Lawmaker: All Pennsylvania schools should start after Labor Day
HARRISBURG (CBS) - The idea wasn't his. But state Rep. Jose Giral (D-Philadelphia) thought it was a good one, so he's introducing a bill that would establish a post-Labor Day start for Pennsylvania schools.
While campaigning last fall, "I was out there knocking on doors and visiting folks at community events, and a lot of parents were coming up to me, and they were talking about the school year," Giral said – specifically, telling him it should start after Labor Day.
Post-Labor Day school starts were once common but are increasingly rare. Pennsylvania's two largest school districts, Philadelphia and Pittsburgh, both start the week before Labor Day, often in late August. Neither immediately responded to messages seeking reaction to a proposal by Giral proposal to require a post-Labor Day start.
Giral said advocates for extending the summer swayed him.
"As I started doing more research on the bill, I realized that it makes an impact economically" – $400 million annually in Pennsylvania, according to the memo he wrote asking other lawmakers to support the idea. "And I didn't realize that."
Giral said he has heard universally positive reactions to the idea from Pennsylvanians in his own district and beyond, as well as from colleagues who are interested in co-sponsoring the legislation.
But at least one key group of stakeholders isn't so sure.
"Implementation of a uniform start date for Pennsylvania's 500 school districts would further erode the principle of local control and has other repercussions that locally elected school boards are required to consider, such as extending the school year further into the summer, contractual obligations and weather-related events," the Pennsylvania School Boards Association told CBS News in a statement.

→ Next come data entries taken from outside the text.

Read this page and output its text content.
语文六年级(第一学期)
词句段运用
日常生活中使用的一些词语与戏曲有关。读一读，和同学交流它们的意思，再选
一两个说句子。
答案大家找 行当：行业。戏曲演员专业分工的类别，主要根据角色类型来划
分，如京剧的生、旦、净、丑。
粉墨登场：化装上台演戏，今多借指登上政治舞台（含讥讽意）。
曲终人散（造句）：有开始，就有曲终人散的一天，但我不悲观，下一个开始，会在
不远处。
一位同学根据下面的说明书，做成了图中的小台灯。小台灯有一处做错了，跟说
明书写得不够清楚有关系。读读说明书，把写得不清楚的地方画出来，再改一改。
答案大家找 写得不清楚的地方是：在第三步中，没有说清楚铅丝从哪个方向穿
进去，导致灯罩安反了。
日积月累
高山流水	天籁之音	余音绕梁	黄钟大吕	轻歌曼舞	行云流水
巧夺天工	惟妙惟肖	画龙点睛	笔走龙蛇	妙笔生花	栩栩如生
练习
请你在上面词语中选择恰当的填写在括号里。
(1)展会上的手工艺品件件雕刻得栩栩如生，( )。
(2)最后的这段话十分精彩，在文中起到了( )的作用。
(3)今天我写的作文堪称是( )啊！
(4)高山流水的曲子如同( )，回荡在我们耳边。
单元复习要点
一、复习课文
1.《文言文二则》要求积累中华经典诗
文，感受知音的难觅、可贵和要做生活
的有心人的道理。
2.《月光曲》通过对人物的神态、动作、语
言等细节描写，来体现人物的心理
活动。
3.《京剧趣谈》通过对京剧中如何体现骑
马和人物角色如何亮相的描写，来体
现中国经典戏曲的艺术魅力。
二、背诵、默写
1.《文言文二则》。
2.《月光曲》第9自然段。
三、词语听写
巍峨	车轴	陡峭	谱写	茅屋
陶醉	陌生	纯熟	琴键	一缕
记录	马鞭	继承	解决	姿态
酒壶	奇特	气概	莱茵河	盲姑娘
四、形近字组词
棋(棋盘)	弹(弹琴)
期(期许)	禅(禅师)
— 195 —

Giral's memo lists six states that have established post-Labor Day start dates: Maryland, Michigan, Oklahoma, Rhode Island, South Dakota and Virginia – although several have either backed off the requirement or allowed exceptions. Giral said he's open to the idea of some kind of waiver process for districts.
Reaction from parents who spoke with CBS News in the Pittsburgh area was mixed.
"I think it's a good idea," said Allie Hartman, holding her preschool-aged son. "Anything to have more time with your children."
"I feel like they should get a longer break as well," agreed her fiancée, Anthony Filler.
Linda Caplan, a mother of grown children and retired teacher, said the change could be good for some families but not others. During a long summer break, children can forget what they learned the previous year, she said.
"So I would probably want them back sooner than later," she said.